Machine Learning - f14
This course will be similar to http://curtis.ml.cmu.edu/w/courses/index.php/Syllabus_for_Machine_Learning_10-601_in_Fall_2013 - we will turn data into knowledge.
All programming will be in Python and R.
- Required: "Doing Data Science" - http://shop.oreilly.com/product/0636920028529.do (or better deals used)
- Optional: "Python for Data Science" - http://shop.oreilly.com/product/0636920023784.do
Programming: We will be using both R and Python. You may wish to purchase texts or read tutorials to help you with these languages.
For Aug 28:
- Read chapters 2 and 3 of DDS and be ready to discuss
- Install R and R Studio on your personal machine
- Install Anaconda on your personal machine
August 28: /Introduction to R
For September 2:
- Create a page for this class in your wiki account and add it to the student list
- Use R to investigate data in one of the other data files of NYT data. Create a graph that shows something interesting in your data. Post to the wiki the commands you used and the final graph generated.
Before class Tuesday, take the pima data and clean it more thoroughly and look at the predictive power of two other columns, using both linear and logical regressions to predict. Post your results in the wiki.
- Notes: /Multi-Variable Regression
See the R project for knn
Assignment: (Due Friday, October 3)
Use knn to predict diabetes using the same pima dataset used earlier. Discard rows that contain NA. Within this dataset, find the two most predictive factors (you can use your regression experience to figure out which two) and visualize the space of these factors. Submit as a zipped html created by R studio; use comments to explain what you're doing. How does this compare to a regression on the same two variables? How does using all dimensions improve this? Try a new different k values.
Do the same thing for this dataset: http://archive.ics.uci.edu/ml/datasets/Breast+Tissue - figure out two "good" factors by looking at the parameters individually. Compare using all parameters to using just two.
Homework: investigate clustering on the iris data - can we use clustering to predict the species?
Support Vector Machines
Create an RStudio project that includes the following and be able to show this off in class:
- A function to load, clean, and scale the pima data
- A svm model for the pima data that uses all of the columns to predict; print out the confusion matrix for this
- A svm model that uses two columns only - pick the best two you can. Include a visualization of the decision space
- A knn model that uses the same two columns
- A comparison of the knn and svn approach - evaluate with 50% of the data used to predict and 50% to evaluate the model
Finish this assignment and place a zipped html file in the wiki. Your code should demonstrate the following things:
- A second data set taken from http://archive.ics.uci.edu/ml/ - please include a link back to the data set.
- Adjustments of the parameters to svm in some situation - the kernel is particularly interesting.

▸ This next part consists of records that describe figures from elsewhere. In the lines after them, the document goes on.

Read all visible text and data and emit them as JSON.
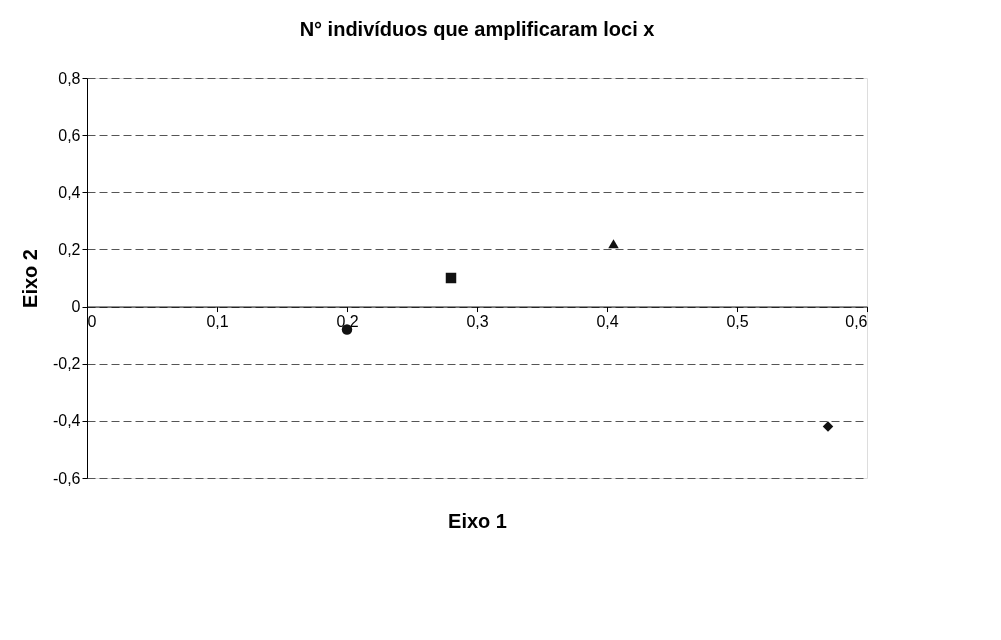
{
  "chart_data": {
    "type": "scatter",
    "title": "N° indivíduos que amplificaram loci x",
    "xlabel": "Eixo 1",
    "ylabel": "Eixo 2",
    "xlim": [
      0,
      0.6
    ],
    "ylim": [
      -0.6,
      0.8
    ],
    "xticks": [
      {
        "value": 0,
        "label": "0"
      },
      {
        "value": 0.1,
        "label": "0,1"
      },
      {
        "value": 0.2,
        "label": "0,2"
      },
      {
        "value": 0.3,
        "label": "0,3"
      },
      {
        "value": 0.4,
        "label": "0,4"
      },
      {
        "value": 0.5,
        "label": "0,5"
      },
      {
        "value": 0.6,
        "label": "0,6"
      }
    ],
    "yticks": [
      {
        "value": -0.6,
        "label": "-0,6"
      },
      {
        "value": -0.4,
        "label": "-0,4"
      },
      {
        "value": -0.2,
        "label": "-0,2"
      },
      {
        "value": 0,
        "label": "0"
      },
      {
        "value": 0.2,
        "label": "0,2"
      },
      {
        "value": 0.4,
        "label": "0,4"
      },
      {
        "value": 0.6,
        "label": "0,6"
      },
      {
        "value": 0.8,
        "label": "0,8"
      }
    ],
    "grid": "y",
    "series": [
      {
        "color": "#111111",
        "marker": "diamond",
        "x": [
          0.57
        ],
        "values": [
          -0.42
        ]
      },
      {
        "color": "#111111",
        "marker": "circle",
        "x": [
          0.2
        ],
        "values": [
          -0.08
        ]
      },
      {
        "color": "#111111",
        "marker": "square",
        "x": [
          0.28
        ],
        "values": [
          0.1
        ]
      },
      {
        "color": "#111111",
        "marker": "triangle",
        "x": [
          0.405
        ],
        "values": [
          0.22
        ]
      }
    ]
  }
}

These adjustments should be visualized in a 2-D situation.
- Comparison of svm to knn and a linear model (don't work too hard to optimize the knn / linear model).

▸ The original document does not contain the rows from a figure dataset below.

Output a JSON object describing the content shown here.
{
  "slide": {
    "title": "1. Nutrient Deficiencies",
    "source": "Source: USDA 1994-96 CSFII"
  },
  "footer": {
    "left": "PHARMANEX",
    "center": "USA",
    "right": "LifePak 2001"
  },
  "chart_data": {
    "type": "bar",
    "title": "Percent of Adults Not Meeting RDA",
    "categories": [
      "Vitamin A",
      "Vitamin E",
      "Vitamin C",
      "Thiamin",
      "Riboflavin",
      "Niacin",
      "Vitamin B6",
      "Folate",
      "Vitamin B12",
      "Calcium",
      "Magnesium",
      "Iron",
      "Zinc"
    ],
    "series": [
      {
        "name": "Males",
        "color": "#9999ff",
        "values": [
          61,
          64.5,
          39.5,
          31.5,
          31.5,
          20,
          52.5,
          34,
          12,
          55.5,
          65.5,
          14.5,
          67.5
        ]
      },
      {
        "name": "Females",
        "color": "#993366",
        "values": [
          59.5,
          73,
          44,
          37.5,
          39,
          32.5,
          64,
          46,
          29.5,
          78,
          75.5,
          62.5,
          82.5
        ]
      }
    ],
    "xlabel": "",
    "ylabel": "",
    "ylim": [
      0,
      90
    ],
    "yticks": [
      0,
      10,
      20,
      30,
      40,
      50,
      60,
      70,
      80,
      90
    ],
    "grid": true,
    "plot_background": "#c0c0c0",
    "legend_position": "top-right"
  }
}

- Do one of the following:
- Experiment with either factors in the input by converting the factors to numerics and comparing vs breaking a factor into a set of 0 / 1 parameters.
- Experiment with more general classification problems in which the svm classifies data into more than 2 categories.

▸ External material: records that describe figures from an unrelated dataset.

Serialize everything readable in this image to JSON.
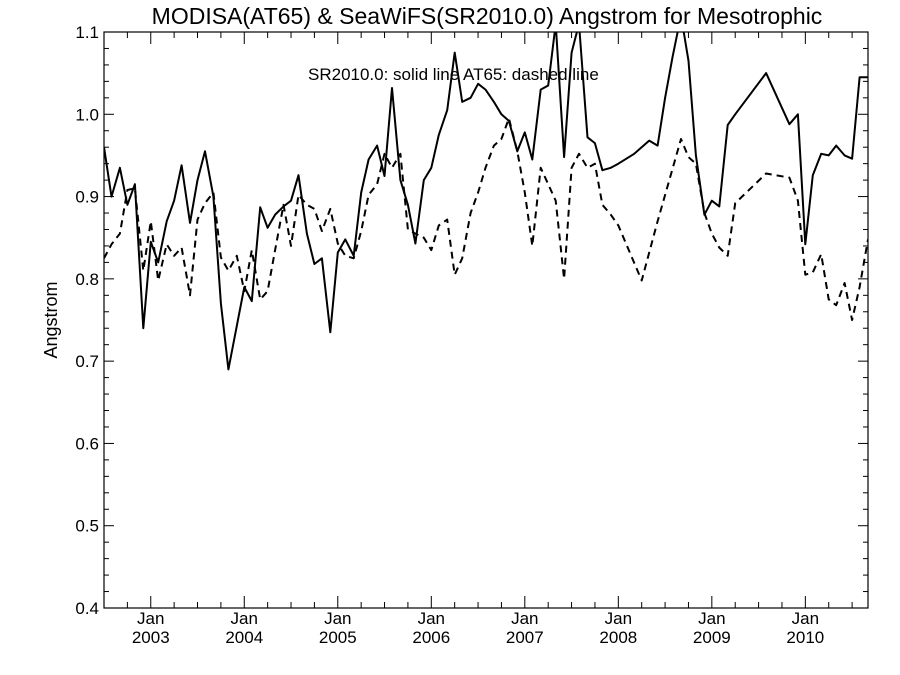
{
  "chart_data": {
    "type": "line",
    "title": "MODISA(AT65) & SeaWiFS(SR2010.0)  Angstrom for Mesotrophic",
    "annotation": "SR2010.0: solid line   AT65: dashed line",
    "ylabel": "Angstrom",
    "xlabel": "",
    "ylim": [
      0.4,
      1.1
    ],
    "xlim": [
      2002.5,
      2010.67
    ],
    "yticks": [
      0.4,
      0.5,
      0.6,
      0.7,
      0.8,
      0.9,
      1.0,
      1.1
    ],
    "ytick_labels": [
      "0.4",
      "0.5",
      "0.6",
      "0.7",
      "0.8",
      "0.9",
      "1.0",
      "1.1"
    ],
    "xticks": [
      2003.0,
      2004.0,
      2005.0,
      2006.0,
      2007.0,
      2008.0,
      2009.0,
      2010.0
    ],
    "xtick_month_labels": [
      "Jan",
      "Jan",
      "Jan",
      "Jan",
      "Jan",
      "Jan",
      "Jan",
      "Jan"
    ],
    "xtick_year_labels": [
      "2003",
      "2004",
      "2005",
      "2006",
      "2007",
      "2008",
      "2009",
      "2010"
    ],
    "grid": false,
    "series": [
      {
        "label": "SR2010.0",
        "style": "solid",
        "color": "#000000",
        "x": [
          2002.5,
          2002.58,
          2002.67,
          2002.75,
          2002.83,
          2002.92,
          2003.0,
          2003.08,
          2003.17,
          2003.25,
          2003.33,
          2003.42,
          2003.5,
          2003.58,
          2003.67,
          2003.75,
          2003.83,
          2004.0,
          2004.08,
          2004.17,
          2004.25,
          2004.33,
          2004.42,
          2004.5,
          2004.58,
          2004.67,
          2004.75,
          2004.83,
          2004.92,
          2005.0,
          2005.08,
          2005.17,
          2005.25,
          2005.33,
          2005.42,
          2005.5,
          2005.58,
          2005.67,
          2005.75,
          2005.83,
          2005.92,
          2006.0,
          2006.08,
          2006.17,
          2006.25,
          2006.33,
          2006.42,
          2006.5,
          2006.58,
          2006.67,
          2006.75,
          2006.83,
          2006.92,
          2007.0,
          2007.08,
          2007.17,
          2007.25,
          2007.33,
          2007.42,
          2007.5,
          2007.58,
          2007.67,
          2007.75,
          2007.83,
          2007.92,
          2008.0,
          2008.17,
          2008.33,
          2008.42,
          2008.5,
          2008.58,
          2008.67,
          2008.75,
          2008.83,
          2008.92,
          2009.0,
          2009.08,
          2009.17,
          2009.25,
          2009.58,
          2009.83,
          2009.92,
          2010.0,
          2010.08,
          2010.17,
          2010.25,
          2010.33,
          2010.42,
          2010.5,
          2010.58,
          2010.67
        ],
        "y": [
          0.96,
          0.9,
          0.935,
          0.89,
          0.915,
          0.74,
          0.845,
          0.82,
          0.87,
          0.895,
          0.938,
          0.868,
          0.92,
          0.955,
          0.9,
          0.77,
          0.69,
          0.79,
          0.773,
          0.887,
          0.862,
          0.878,
          0.888,
          0.895,
          0.926,
          0.855,
          0.818,
          0.825,
          0.735,
          0.832,
          0.848,
          0.828,
          0.905,
          0.945,
          0.962,
          0.925,
          1.032,
          0.92,
          0.89,
          0.843,
          0.92,
          0.935,
          0.975,
          1.005,
          1.075,
          1.015,
          1.02,
          1.037,
          1.03,
          1.015,
          1.0,
          0.992,
          0.955,
          0.978,
          0.945,
          1.03,
          1.035,
          1.11,
          0.948,
          1.075,
          1.11,
          0.972,
          0.965,
          0.932,
          0.935,
          0.94,
          0.952,
          0.968,
          0.962,
          1.02,
          1.07,
          1.12,
          1.065,
          0.95,
          0.878,
          0.895,
          0.888,
          0.987,
          1.0,
          1.05,
          0.988,
          1.0,
          0.842,
          0.926,
          0.952,
          0.95,
          0.962,
          0.95,
          0.946,
          1.045,
          1.045
        ]
      },
      {
        "label": "AT65",
        "style": "dashed",
        "color": "#000000",
        "x": [
          2002.5,
          2002.58,
          2002.67,
          2002.75,
          2002.83,
          2002.92,
          2003.0,
          2003.08,
          2003.17,
          2003.25,
          2003.33,
          2003.42,
          2003.5,
          2003.58,
          2003.67,
          2003.75,
          2003.83,
          2003.92,
          2004.0,
          2004.08,
          2004.17,
          2004.25,
          2004.33,
          2004.42,
          2004.5,
          2004.58,
          2004.67,
          2004.75,
          2004.83,
          2004.92,
          2005.0,
          2005.08,
          2005.17,
          2005.25,
          2005.33,
          2005.42,
          2005.5,
          2005.58,
          2005.67,
          2005.75,
          2005.83,
          2005.92,
          2006.0,
          2006.08,
          2006.17,
          2006.25,
          2006.33,
          2006.42,
          2006.5,
          2006.58,
          2006.67,
          2006.75,
          2006.83,
          2006.92,
          2007.0,
          2007.08,
          2007.17,
          2007.25,
          2007.33,
          2007.42,
          2007.5,
          2007.58,
          2007.67,
          2007.75,
          2007.83,
          2007.92,
          2008.0,
          2008.25,
          2008.42,
          2008.67,
          2008.75,
          2008.83,
          2008.92,
          2009.0,
          2009.08,
          2009.17,
          2009.25,
          2009.58,
          2009.83,
          2009.92,
          2010.0,
          2010.08,
          2010.17,
          2010.25,
          2010.33,
          2010.42,
          2010.5,
          2010.58,
          2010.67
        ],
        "y": [
          0.825,
          0.842,
          0.855,
          0.908,
          0.91,
          0.81,
          0.87,
          0.798,
          0.842,
          0.828,
          0.838,
          0.78,
          0.872,
          0.892,
          0.905,
          0.826,
          0.81,
          0.828,
          0.785,
          0.835,
          0.775,
          0.785,
          0.835,
          0.89,
          0.84,
          0.902,
          0.89,
          0.885,
          0.858,
          0.885,
          0.843,
          0.828,
          0.825,
          0.858,
          0.902,
          0.915,
          0.952,
          0.935,
          0.952,
          0.86,
          0.855,
          0.85,
          0.835,
          0.865,
          0.872,
          0.805,
          0.825,
          0.88,
          0.905,
          0.935,
          0.962,
          0.97,
          0.995,
          0.955,
          0.905,
          0.84,
          0.935,
          0.915,
          0.895,
          0.8,
          0.935,
          0.952,
          0.935,
          0.94,
          0.89,
          0.878,
          0.865,
          0.798,
          0.87,
          0.97,
          0.948,
          0.94,
          0.88,
          0.855,
          0.838,
          0.828,
          0.892,
          0.928,
          0.923,
          0.895,
          0.805,
          0.808,
          0.83,
          0.775,
          0.768,
          0.795,
          0.75,
          0.79,
          0.848
        ]
      }
    ]
  }
}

This is due midnight Wednesday.
to find the kernels http://cran.r-project.org/web/packages/e1071/vignettes/svmdoc.pdf
Homework: Due Friday, October 31.
Find a data set and use rpart to create a decision tree. Find the optimum level of pruning and then evaluate the tree by comparing it to a svm run on the same data. Don't spend too much time optimizing the svm - just use this as a benchmark to compare to. Hand in a zipped html file via the wiki.
Expect a neural net homework next week. A forest assignment will be due next week.
Homework: due November 7
Continue your last assignment on decision trees to generate a forest - explore 3 different ways to generate the forest and explain / evaluate each one.
Homework: due November 21
Investigate neural nets - you can use either neuralnet or nnet. Find a data set (you can use one that has already been used before or a new one) and attempt to train the net with it. You will need to deal with factors in an intelligent manner - don't just let them turn into integers by default. Use cross validation to evaluate your net. If you have problems training the net, explain the strategies that you attempted. Once you have a net that works create one using just two columns so that you can visualize the results of the net. Please find two columns that are significant predictors - the only way to do this is to build the net on two columns and evaluate it.
Digit recognition with Andy
- The nnet package: http://cran.r-project.org/web/packages/nnet/nnet.pdf
- We start on Recommender Systems: http://cran.r-project.org/web/packages/recommenderlab/vignettes/recommenderlab.pdf
Fun with Google Analytics
Please look at CIS 397: Google Analytics in R
Homework (due Wednesday of finals week)
Write a movie recommender using the data here: http://grouplens.org/datasets/movielens/ - I will do some adapting on this data and present my work Thursday.
R Project: File:Movielens.zip
Use the Google Analytics data to analyze our web traffic.
Presentations. Each student needs to make a presentation of about 10 minutes. You can either use a live demo in R or the generated HTML.
You presentation should contain the following:
- A description of your data set - this has to be one that was not used as an example in class
- Any cleaning of your data
- Visualizations of the relationship between specific fields in your data and the result
- A demonstration of 2 or more learning algorithms, with visualization
- Assessment through cross-validation